So, we tuned into Ubisoft's conference call this afternoon in the hopes of gleaning some new information from CEO Yves Guillemot. To our pleasure, Mr. Guillemot provided some details explaining why one of his company's already very delayed major releases would be delayed further. "Red Steel and Splinter Cell are going to greatly benefit from the additional polishing time we are providing and will clearly be among the leading brands on the Wii and 360 for the March quarter," Guillemot said. If you'll recall, Splinter Cell: Conviction had already missed its original 2007 release date.
When asked why these two games were being delayed, Guillemot explained, "The changes on Splinter Cell and Red Steel – it's just a question of polish. The team was asking that they couldn't be with the level of quality on all the maps and all the game for the end of the year, so they had asked for more time to be able to come with a better product, for both of those games. The quality of the games is there for what you've been able to see at E3, but we were not able to have that same quality on the full game of those two products."
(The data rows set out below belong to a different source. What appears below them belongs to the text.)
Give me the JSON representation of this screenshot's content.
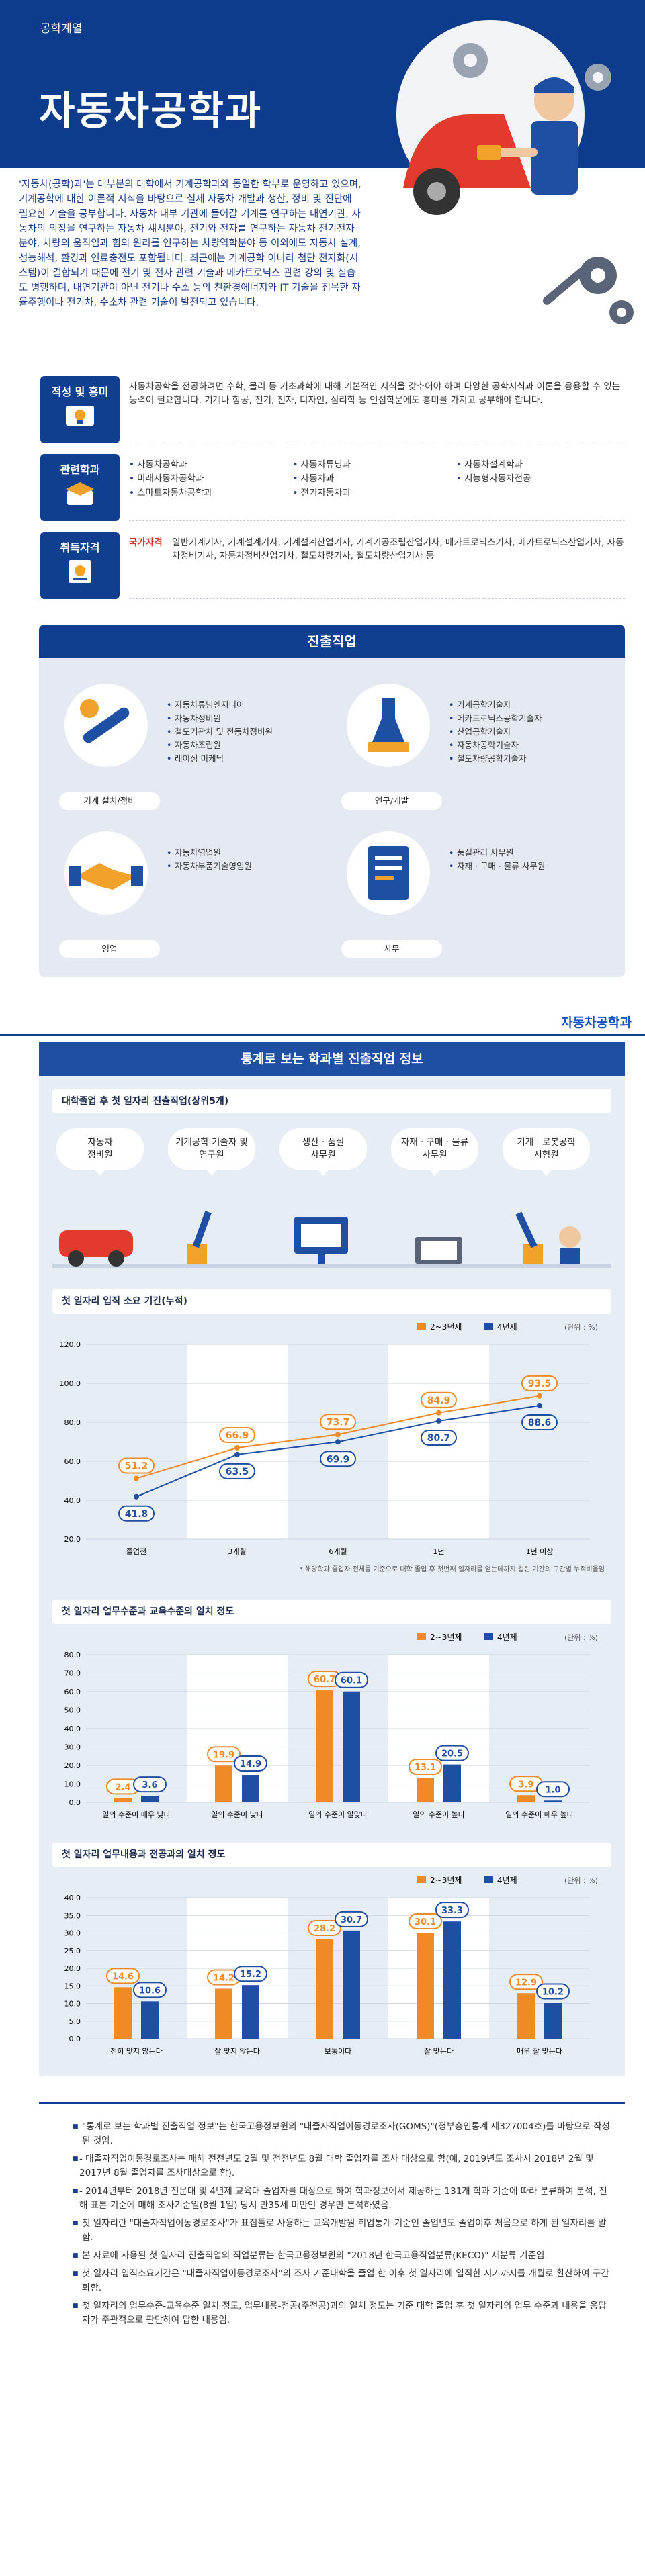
{
  "header": {
    "category": "공학계열",
    "title": "자동차공학과"
  },
  "intro": "'자동차(공학)과'는 대부분의 대학에서 기계공학과와 동일한 학부로 운영하고 있으며, 기계공학에 대한 이론적 지식을 바탕으로 실제 자동차 개발과 생산, 정비 및 진단에 필요한 기술을 공부합니다. 자동차 내부 기관에 들어갈 기계를 연구하는 내연기관, 자동차의 외장을 연구하는 자동차 섀시분야, 전기와 전자를 연구하는 자동차 전기전자분야, 차량의 움직임과 힘의 원리를 연구하는 차량역학분야 등 이외에도 자동차 설계, 성능해석, 환경과 연료충전도 포함됩니다. 최근에는 기계공학 이나라 첨단 전자화(시스템)이 결합되기 때문에 전기 및 전자 관련 기술과 메카트로닉스 관련 강의 및 실습도 병행하며, 내연기관이 아닌 전기나 수소 등의 친환경에너지와 IT 기술을 접목한 자율주행이나 전기차, 수소차 관련 기술이 발전되고 있습니다.",
  "aptitude": {
    "label": "적성 및 흥미",
    "text": "자동차공학을 전공하려면 수학, 물리 등 기초과학에 대해 기본적인 지식을 갖추어야 하며 다양한 공학지식과 이론을 응용할 수 있는 능력이 필요합니다. 기계나 항공, 전기, 전자, 디자인, 심리학 등 인접학문에도 흥미를 가지고 공부해야 합니다."
  },
  "related": {
    "label": "관련학과",
    "columns": [
      [
        "자동차공학과",
        "미래자동차공학과",
        "스마트자동차공학과"
      ],
      [
        "자동차튜닝과",
        "자동차과",
        "전기자동차과"
      ],
      [
        "자동차설계학과",
        "지능형자동차전공"
      ]
    ]
  },
  "license": {
    "label": "취득자격",
    "key": "국가자격",
    "value": "일반기계기사, 기계설계기사, 기계설계산업기사, 기계기공조립산업기사, 메카트로닉스기사, 메카트로닉스산업기사, 자동차정비기사, 자동차정비산업기사, 철도차량기사, 철도차량산업기사 등"
  },
  "jobs": {
    "title": "진출직업",
    "cards": [
      {
        "tag": "기계 설치/정비",
        "items": [
          "자동차튜닝엔지니어",
          "자동차정비원",
          "철도기관차 및 전동차정비원",
          "자동차조립원",
          "레이싱 미케닉"
        ]
      },
      {
        "tag": "연구/개발",
        "items": [
          "기계공학기술자",
          "메카트로닉스공학기술자",
          "산업공학기술자",
          "자동차공학기술자",
          "철도차량공학기술자"
        ]
      },
      {
        "tag": "영업",
        "items": [
          "자동차영업원",
          "자동차부품기술영업원"
        ]
      },
      {
        "tag": "사무",
        "items": [
          "품질관리 사무원",
          "자재 · 구매 · 물류 사무원"
        ]
      }
    ]
  },
  "stats": {
    "brand": "자동차공학과",
    "title": "통계로 보는 학과별 진출직업 정보",
    "top5": {
      "title": "대학졸업 후 첫 일자리 진출직업(상위5개)",
      "items": [
        "자동차\n정비원",
        "기계공학 기술자 및\n연구원",
        "생산 · 품질\n사무원",
        "자재 · 구매 · 물류\n사무원",
        "기계 · 로봇공학\n시험원"
      ]
    },
    "legend_a": "2~3년제",
    "legend_b": "4년제",
    "unit": "(단위 : %)",
    "chart1_title": "첫 일자리 입직 소요 기간(누적)",
    "chart1_note": "* 해당학과 졸업자 전체를 기준으로 대학 졸업 후 첫번째 일자리를 얻는데까지 걸린 기간의 구간별 누적비율임",
    "chart2_title": "첫 일자리 업무수준과 교육수준의 일치 정도",
    "chart3_title": "첫 일자리 업무내용과 전공과의 일치 정도"
  },
  "chart_data": [
    {
      "type": "line",
      "title": "첫 일자리 입직 소요 기간(누적)",
      "categories": [
        "졸업전",
        "3개월",
        "6개월",
        "1년",
        "1년 이상"
      ],
      "ylim": [
        20,
        120
      ],
      "yticks": [
        "120.0",
        "100.0",
        "80.0",
        "60.0",
        "40.0",
        "20.0"
      ],
      "series": [
        {
          "name": "2~3년제",
          "values": [
            51.2,
            66.9,
            73.7,
            84.9,
            93.5
          ],
          "color": "#f08a24"
        },
        {
          "name": "4년제",
          "values": [
            41.8,
            63.5,
            69.9,
            80.7,
            88.6
          ],
          "color": "#1f4fa3"
        }
      ]
    },
    {
      "type": "bar",
      "title": "첫 일자리 업무수준과 교육수준의 일치 정도",
      "categories": [
        "일의 수준이 매우 낮다",
        "일의 수준이 낮다",
        "일의 수준이 알맞다",
        "일의 수준이 높다",
        "일의 수준이 매우 높다"
      ],
      "ylim": [
        0,
        80
      ],
      "yticks": [
        "80.0",
        "70.0",
        "60.0",
        "50.0",
        "40.0",
        "30.0",
        "20.0",
        "10.0",
        "0.0"
      ],
      "series": [
        {
          "name": "2~3년제",
          "values": [
            2.4,
            19.9,
            60.7,
            13.1,
            3.9
          ],
          "color": "#f08a24"
        },
        {
          "name": "4년제",
          "values": [
            3.6,
            14.9,
            60.1,
            20.5,
            1.0
          ],
          "color": "#1f4fa3"
        }
      ]
    },
    {
      "type": "bar",
      "title": "첫 일자리 업무내용과 전공과의 일치 정도",
      "categories": [
        "전혀 맞지 않는다",
        "잘 맞지 않는다",
        "보통이다",
        "잘 맞는다",
        "매우 잘 맞는다"
      ],
      "ylim": [
        0,
        40
      ],
      "yticks": [
        "40.0",
        "35.0",
        "30.0",
        "25.0",
        "20.0",
        "15.0",
        "10.0",
        "5.0",
        "0.0"
      ],
      "series": [
        {
          "name": "2~3년제",
          "values": [
            14.6,
            14.2,
            28.2,
            30.1,
            12.9
          ],
          "color": "#f08a24"
        },
        {
          "name": "4년제",
          "values": [
            10.6,
            15.2,
            30.7,
            33.3,
            10.2
          ],
          "color": "#1f4fa3"
        }
      ]
    }
  ],
  "notes": [
    "\"통계로 보는 학과별 진출직업 정보\"는 한국고용정보원의 \"대졸자직업이동경로조사(GOMS)\"(정부승인통계 제327004호)를 바탕으로 작성된 것임.",
    "- 대졸자직업이동경로조사는 매해 전전년도 2월 및 전전년도 8월 대학 졸업자를 조사 대상으로 함(예, 2019년도 조사시 2018년 2월 및 2017년 8월 졸업자를 조사대상으로 함).",
    "- 2014년부터 2018년 전문대 및 4년제 교육대 졸업자를 대상으로 하여 학과정보에서 제공하는 131개 학과 기준에 따라 분류하여 분석, 전해 표본 기준에 매해 조사기준일(8월 1일) 당시 만35세 미만인 경우만 분석하였음.",
    "첫 일자리란 \"대졸자직업이동경로조사\"가 표집틀로 사용하는 교육개발원 취업통계 기준인 졸업년도 졸업이후 처음으로 하게 된 일자리를 말함.",
    "본 자료에 사용된 첫 일자리 진출직업의 직업분류는 한국고용정보원의 \"2018년 한국고용직업분류(KECO)\" 세분류 기준임.",
    "첫 일자리 입직소요기간은 \"대졸자직업이동경로조사\"의 조사 기준대학을 졸업 한 이후 첫 일자리에 입직한 시기까지를 개월로 환산하여 구간화함.",
    "첫 일자리의 업무수준-교육수준 일치 정도, 업무내용-전공(주전공)과의 일치 정도는 기준 대학 졸업 후 첫 일자리의 업무 수준과 내용을 응답자가 주관적으로 판단하여 답한 내용임."
  ]
}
Of course, in a conference call full of analysts and investors, the tiny matter of lost sales came up. Guillemot admitted that, for "those two products, it's around a million units" of lost sales in the first month. However, when faced with releasing subpar titles or losing a stronger opening month, Guillemot came down strongly in favor of the latter. "We really think with the level of quality that we'll be able to obtain with the time we give them we will have a long shelf life for those products," he explained. "Now, because [Conviction and Red Steel 2] are launching during that quarter, they will not do as many units for the first month as they would have done in November/December, but we think that on the long-term they can achieve more units than what they would've done."
And it sounds like Ubisoft's patient partner for the still Xbox 360-exclusive Conviction – that would be Microsoft – doesn't mind waiting another couple months. Guillemot says, "We still have the full support of Microsoft because they know that if we can bring a very high-quality game this will help their machine. So we still have the full support from them." And if they deliver a quality game, they'll have the support of gamers as well. Your move, Ubi.